That being said, litigation communications differs from crisis PR in several key ways. First of all, a lawsuit unfolds over months and years, so it can’t be treated in the same way as a crisis that explodes over hours or days. Communication during litigation requires constant exertion of pressure to follow the ebb and flow of the litigation itself. Since the story is much more stretched out, litigation PR is less event-driven than traditional crisis communications and cannot revolve around a one-time event that will be slowly forgotten as the case winds its way through the legal process.

Additionally, since legal issues are generally more complex than other crises, it’s even more important to work on finding a way to quickly, convincingly and effectively communicate facts to public audiences in an understandable fashion. Litigation PR specialists are therefore differentiated by their ability to distill the complexities of a particular court case into an easily digestible format. Finally, while in crisis communications it’s beneficial to have the CEO or organization head act as the spokesperson during a crisis, the client is not always the most appropriate spokesperson in litigation communications. Trial lawyers will have the best handle on the case; thus, they are often the experts from whom reporters will most want to hear.

Trend: The Digital Age and the Need for Speed 

In the digital age, when news outlets post new stories minute-by-minute rather than once a day, media face rolling deadlines and the looming threat that another media outlet will beat them to the story. Put simply, members of the media want the truth, they want it now, and they want it in a form that’s useful to them and their audience. It’s crucial to organize the facts into a core message so that only correct information is communicated to the media.

In addition, reporters and other key influencers face word limits and, if they engage in social media, Twitter’s 280-character limit. With an audience that is endlessly scrolling through social media or news aggregator apps, reporters have only a few sentences (or a few seconds, in the case of video-format stories) to grab the attention of potential readers. What they need most are the bits and pieces of information about litigation that will interest their audience. Time is of the essence; with pressing deadlines, those influencing perceptions surrounding your matter have less time than ever to sift through reams of highly complicated legal information to uncover the story within.

Trend: More Often Than Not, Litigation Makes the News

The rise of business-, legal- and social-media platforms have altered the landscape of the practice of law. The past few decades have given rise to thousands of trade publications, now all online and accessible through social media platforms. These include many media outlets devoted to legal news, as well as business news in an endless variety of industries. As litigation has become central to US commercial and economic life, business news in the US necessarily includes legal news. Readers of business and legal trade outlets, and followers of business and law reporters on social media, are specifically interested in the stories produced around litigation. This new supply of and demand for legal news has one inevitable consequence: while you can hope that litigation will or will not garner media attention, you can no longer ever assume that a lawsuit will not make the news.

While these publications have smaller audiences than the major newspapers, their readers are specifically interested in the subject matter they are reading.
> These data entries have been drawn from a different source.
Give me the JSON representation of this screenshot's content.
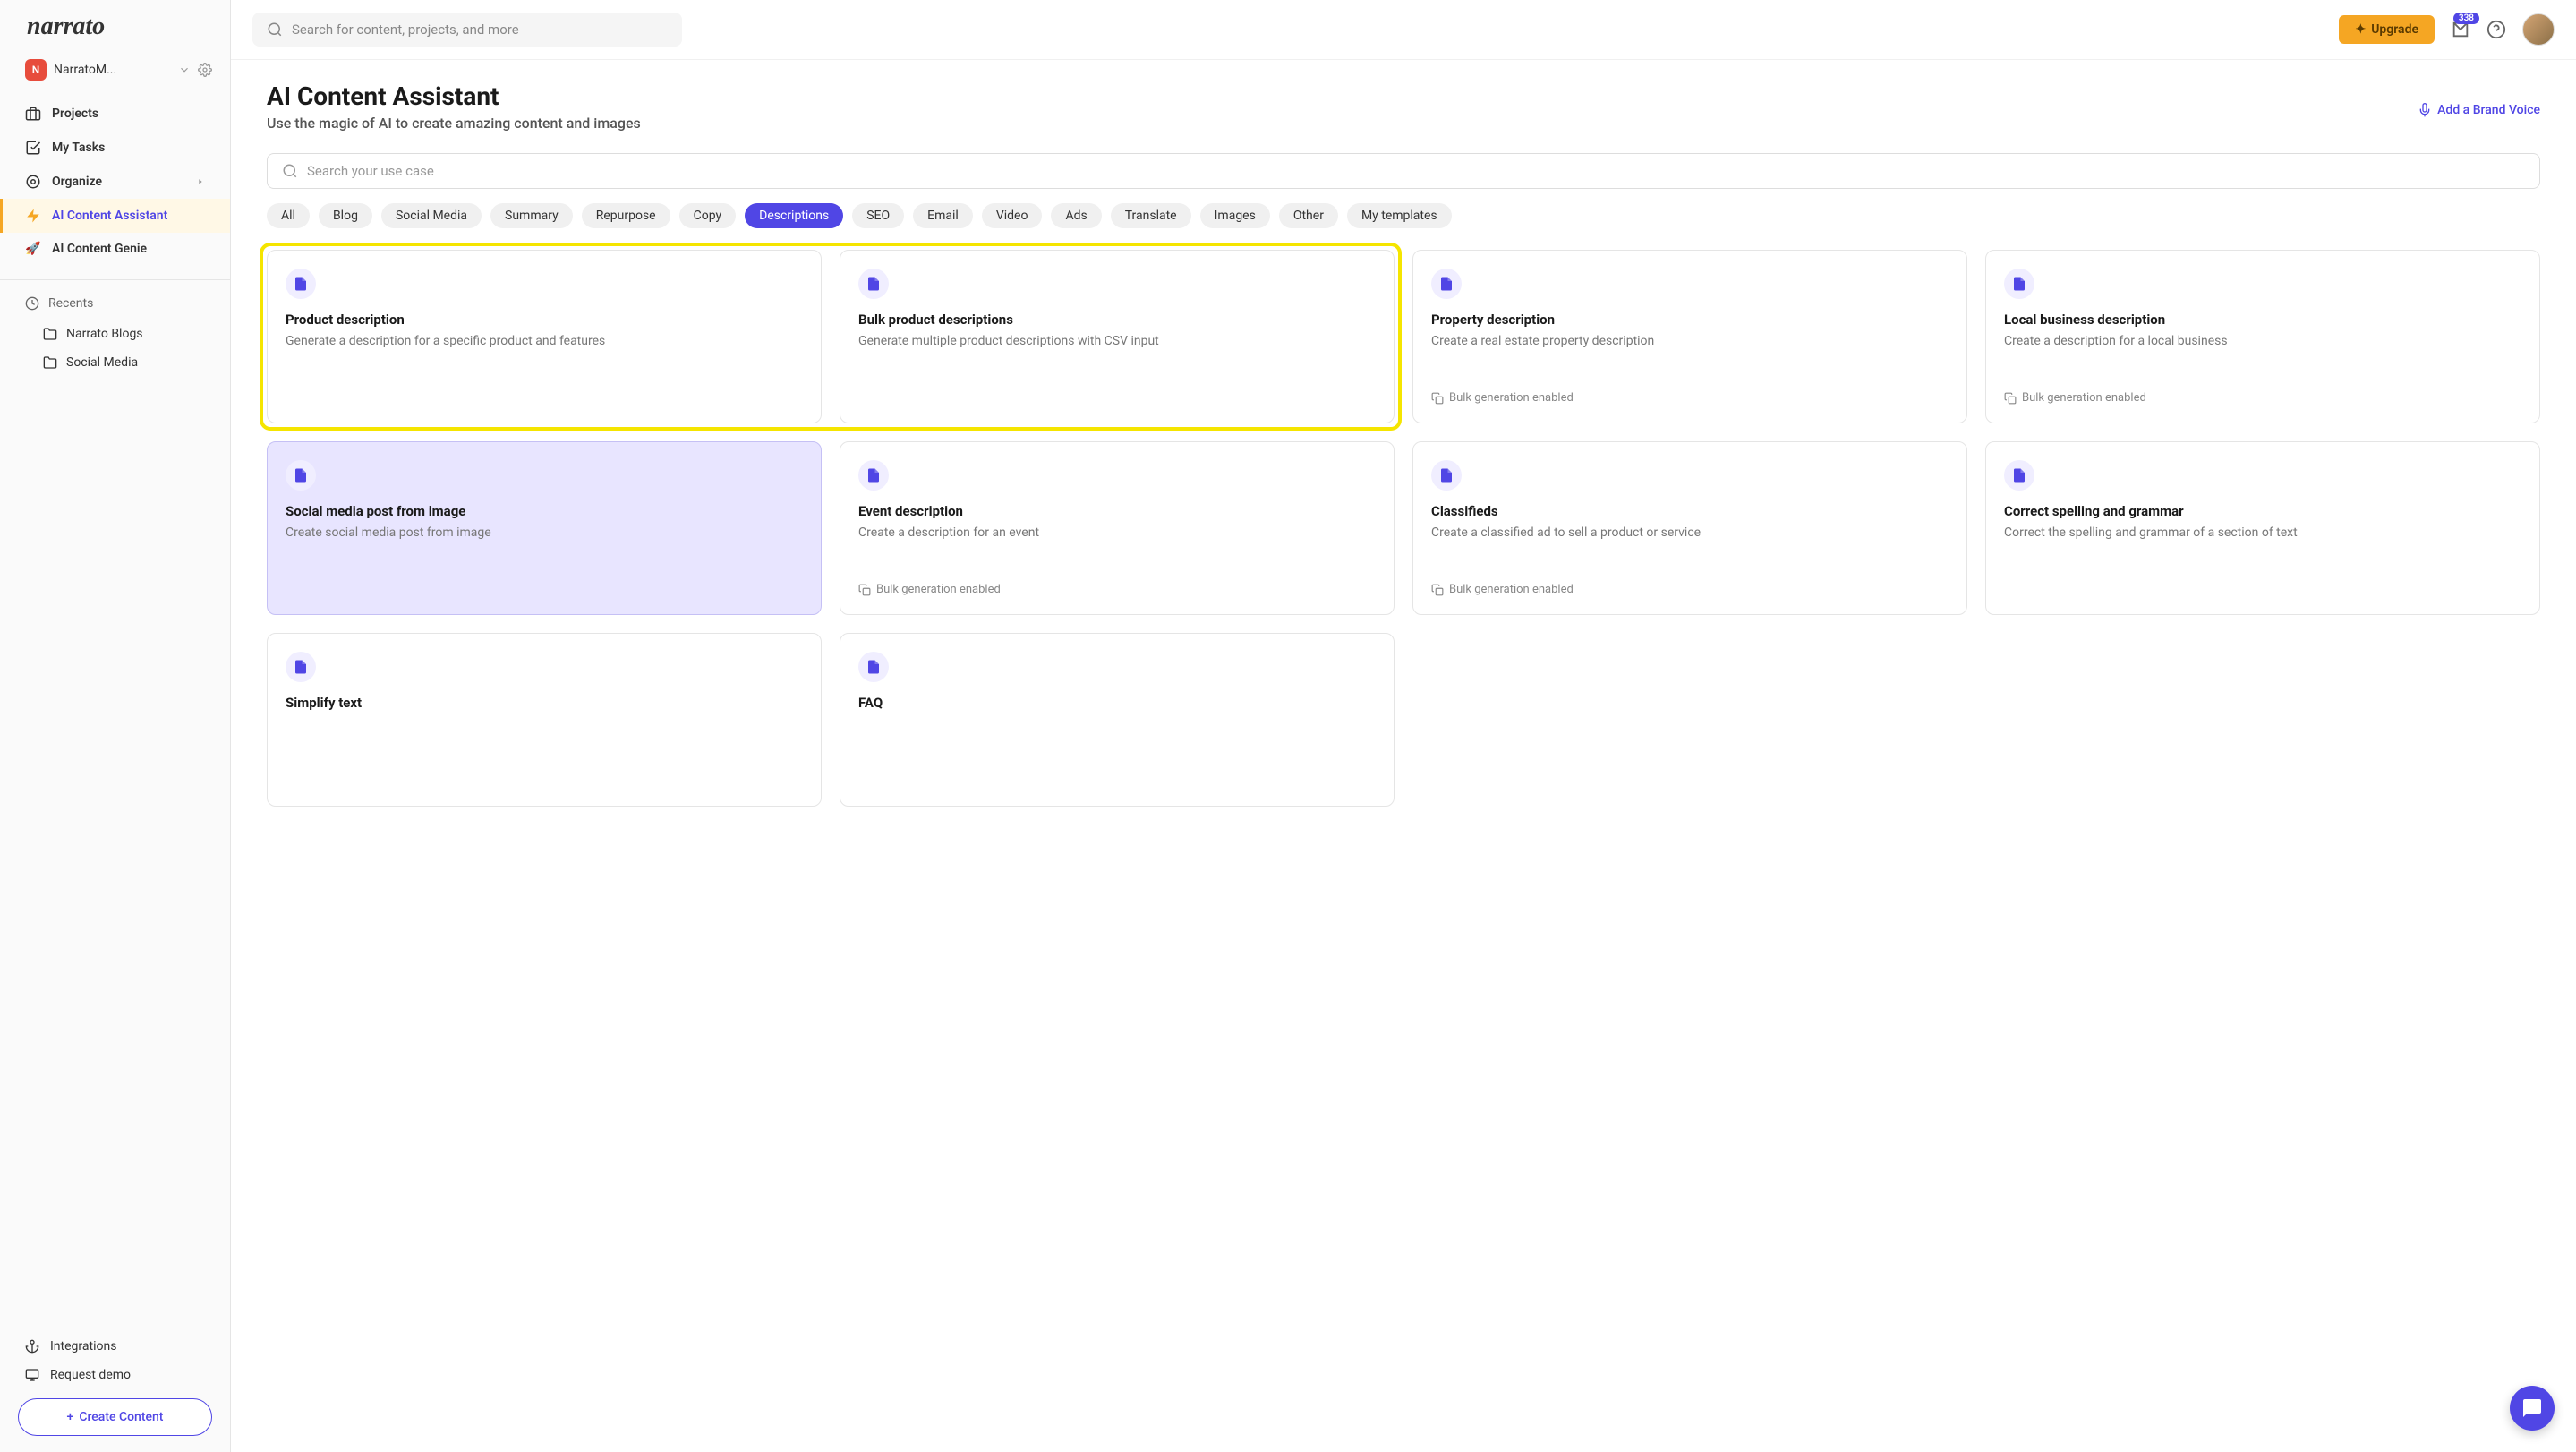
{
  "logo": "narrato",
  "workspace": {
    "initial": "N",
    "name": "NarratoM..."
  },
  "topbar": {
    "search_placeholder": "Search for content, projects, and more",
    "upgrade": "Upgrade",
    "badge": "338"
  },
  "nav": {
    "projects": "Projects",
    "mytasks": "My Tasks",
    "organize": "Organize",
    "assistant": "AI Content Assistant",
    "genie": "AI Content Genie"
  },
  "recents": {
    "header": "Recents",
    "items": [
      "Narrato Blogs",
      "Social Media"
    ]
  },
  "bottom": {
    "integrations": "Integrations",
    "request_demo": "Request demo",
    "create": "Create Content"
  },
  "page": {
    "title": "AI Content Assistant",
    "subtitle": "Use the magic of AI to create amazing content and images",
    "brand_voice": "Add a Brand Voice",
    "usecase_placeholder": "Search your use case"
  },
  "filters": [
    "All",
    "Blog",
    "Social Media",
    "Summary",
    "Repurpose",
    "Copy",
    "Descriptions",
    "SEO",
    "Email",
    "Video",
    "Ads",
    "Translate",
    "Images",
    "Other",
    "My templates"
  ],
  "active_filter": "Descriptions",
  "bulk_label": "Bulk generation enabled",
  "cards": [
    {
      "title": "Product description",
      "desc": "Generate a description for a specific product and features",
      "highlighted": true
    },
    {
      "title": "Bulk product descriptions",
      "desc": "Generate multiple product descriptions with CSV input",
      "highlighted": true
    },
    {
      "title": "Property description",
      "desc": "Create a real estate property description",
      "bulk": true
    },
    {
      "title": "Local business description",
      "desc": "Create a description for a local business",
      "bulk": true
    },
    {
      "title": "Social media post from image",
      "desc": "Create social media post from image",
      "selected": true
    },
    {
      "title": "Event description",
      "desc": "Create a description for an event",
      "bulk": true
    },
    {
      "title": "Classifieds",
      "desc": "Create a classified ad to sell a product or service",
      "bulk": true
    },
    {
      "title": "Correct spelling and grammar",
      "desc": "Correct the spelling and grammar of a section of text"
    },
    {
      "title": "Simplify text",
      "desc": ""
    },
    {
      "title": "FAQ",
      "desc": ""
    }
  ]
}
This means that a story in a legal news outlet may only be read by a few thousand people, but these readers are more engaged in the story than the average reader of a major newspaper would be. Thus, these smaller outlets provide an efficient way to reach target audiences. Don’t neglect reaching out to trade publications for coverage because of their small circulation numbers; one interested reader can often be more valuable than a hundred disinterested ones.

Conclusion 

The practice of harnessing the power of media to target specific audiences can influence public perception of a legal issue. This practice, litigation communications, is a relatively new field, having appeared only within the last 30 years, and—quite naturally—coinciding with the explosion of media and information over the same time period. Indeed, recent changes in media have greatly altered the practice of litigation communications. As more and more crises involve legal issues, litigation and crisis communications are converging. Digital and social media have also changed the speed at which news is released, increasing the need for rapid communication of core messages. Finally, the rise of trade publications has opened a new path towards reaching target audiences. Both parties and their legal counsel should understand the manner in which public attention has changed the way litigation is both perceived and managed, and take all the necessary steps to ensure the proper impact on the case, as well as overall reputation.